The Ways We Remember

Every single year, I forget the precise day and time that she died. I wasn’t there when it happened; I was laying on my couch in my cool, dark, apartment, alone and exhausted. Earlier that day, I was driving by a McDonald’s and the light turned red and my phone rang. I can’t remember what exactly my mother said, but it was vague enough to make me think there was still hope and urgent enough to make me drive fast.

I remember it was early June and I remember the sound of my mother as she collapsed on her knees next my grandmother’s bed, weeping and broken. I remember the very last thing I said to my grandmother, at the end of the late May yard sale we held at her house. It was the most ironic of last words — see you later. I don’t remember if I said I love you but I like to think I did; she always said it to me before leaving.

Time has a way of dulling the edges of our things, memory and pain alike. We remember the hurt but through a haze; our bodies only able to recall the physical ways grief changed us moments at a time. All at once is too much. Grief changes forms over time, but what time doesn’t alleviate is the deep longing for someone you’ve lost, the unforgiving realization that gone is gone, the lingering ache of their absence.

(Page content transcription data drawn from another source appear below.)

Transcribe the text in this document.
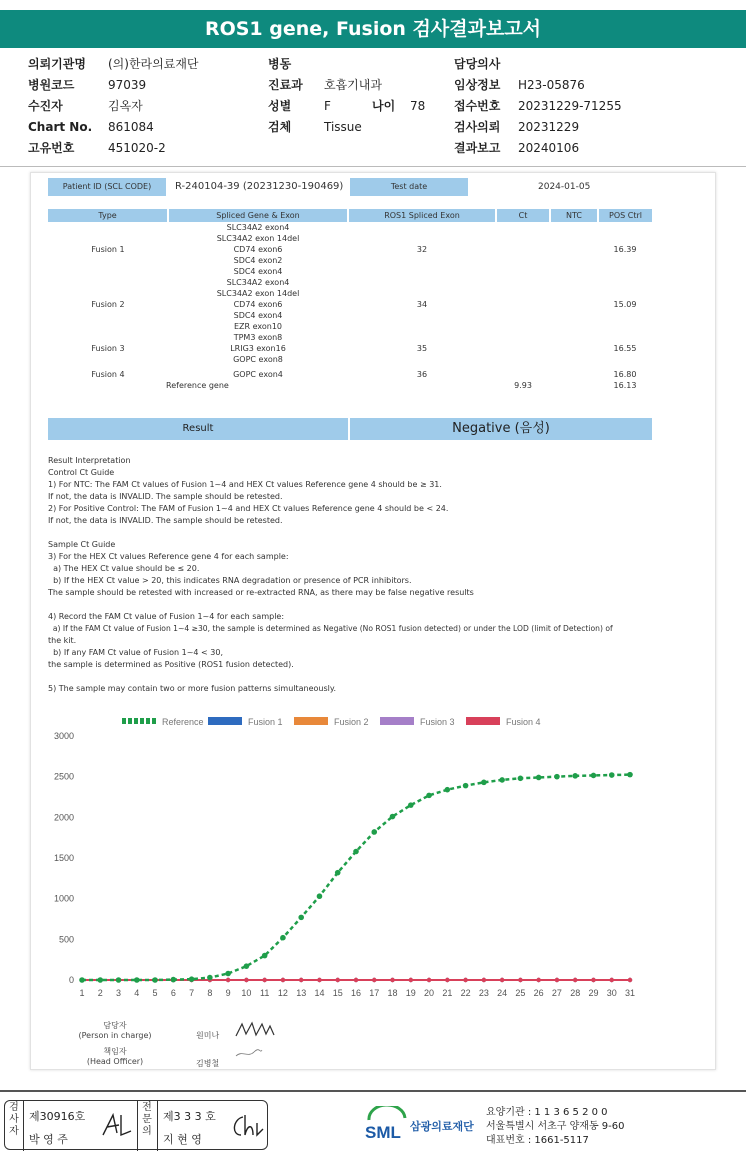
ROS1 gene, Fusion 검사결과보고서
의뢰기관명 (의)한라의료재단
병원코드	97039
수진자	김옥자
Chart No. 861084
고유번호	451020-2
병동
진료과 호흡기내과
성별	F	나이 78
검체	Tissue
담당의사
임상정보 H23-05876
접수번호 20231229-71255
검사의뢰 20231229
결과보고 20240106
Patient ID (SCL CODE)	R-240104-39 (20231230-190469)	Test date	2024-01-05
Type	Spliced Gene & Exon	ROS1 Spliced Exon	Ct	NTC	POS Ctrl
Fusion 1	SLC34A2 exon4
SLC34A2 exon 14del
CD74 exon6
SDC4 exon2
SDC4 exon4	32			16.39
Fusion 2	SLC34A2 exon4
SLC34A2 exon 14del
CD74 exon6
SDC4 exon4
EZR exon10	34			15.09
Fusion 3	TPM3 exon8
LRIG3 exon16
GOPC exon8	35			16.55
Fusion 4	GOPC exon4	36			16.80
Reference gene			9.93		16.13
Result	Negative (음성)

Result Interpretation

Control Ct Guide

1) For NTC: The FAM Ct values of Fusion 1~4 and HEX Ct values Reference gene 4 should be ≥ 31.

If not, the data is INVALID. The sample should be retested.

2) For Positive Control: The FAM of Fusion 1~4 and HEX Ct values Reference gene 4 should be < 24.

If not, the data is INVALID. The sample should be retested.

Sample Ct Guide

3) For the HEX Ct values Reference gene 4 for each sample:

a) The HEX Ct value should be ≤ 20.

b) If the HEX Ct value > 20, this indicates RNA degradation or presence of PCR inhibitors.

The sample should be retested with increased or re-extracted RNA, as there may be false negative results

4) Record the FAM Ct value of Fusion 1~4 for each sample:

a) If the FAM Ct value of Fusion 1~4 ≥30, the sample is determined as Negative (No ROS1 fusion detected) or under the LOD (limit of Detection) of

the kit.

b) If any FAM Ct value of Fusion 1~4 < 30,

the sample is determined as Positive (ROS1 fusion detected).

5) The sample may contain two or more fusion patterns simultaneously.

0
500
1000
1500
2000
2500
3000
1 2 3 4 5 6 7 8 9 10 11 12 13 14 15 16 17 18 19 20 21 22 23 24 25 26 27 28 29 30 31
Reference	Fusion 1	Fusion 2	Fusion 3	Fusion 4
담당자
(Person in charge)	원미나
책임자
(Head Officer)	김병철
검사자
제30916호
박 영 주
전문의
제3 3 3 호
지 현 영	SML 삼광의료재단
요양기관 : 1 1 3 6 5 2 0 0
서울특별시 서초구 양재동 9-60
대표번호 : 1661-5117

I remember the justification I gave to my grief — that because it was only my grandmother and grandmothers were expected to die at some point, the depth of my sadness was a little silly. Too heavy. So I said I felt it for others — for my grandfather, who lost his partner and love of over 50 years and for my mother, who lost her own. Now those are people who deserve their sadness, I would think, and I wept for them. But I wept plenty for myself too, because she was my grandmother and she was one of the most important people in my world. If time has done anything, it has taught me to honor that. Yes, her death was something that would have happened in my lifetime, if life played out fairly. But she was still one of my people, and her love built parts of my heart, and the space she left is large and unfillable.

I love to imagine my grandmother holding my son, knowing how much she would love his beautiful curls and infectious giggle. I imagine it as if it were a memory, as if the two lived at the same time, that she could see his face and he hers. I often think about where he was before I knew him, and where she might be now, and if those two places might be the same.

But it is early June and I am thinking of her and of those last days, trying to temper the grief with the best memories I have. I am left with the deep knowledge that I was so loved by her, and that love has helped create who I am. And who I am is helping to shape who my son becomes. In that way, she lives with me. I see her in my mother’s face, and in the way my mother looks at my son. She was here — and because of that so are we. I will always remember that.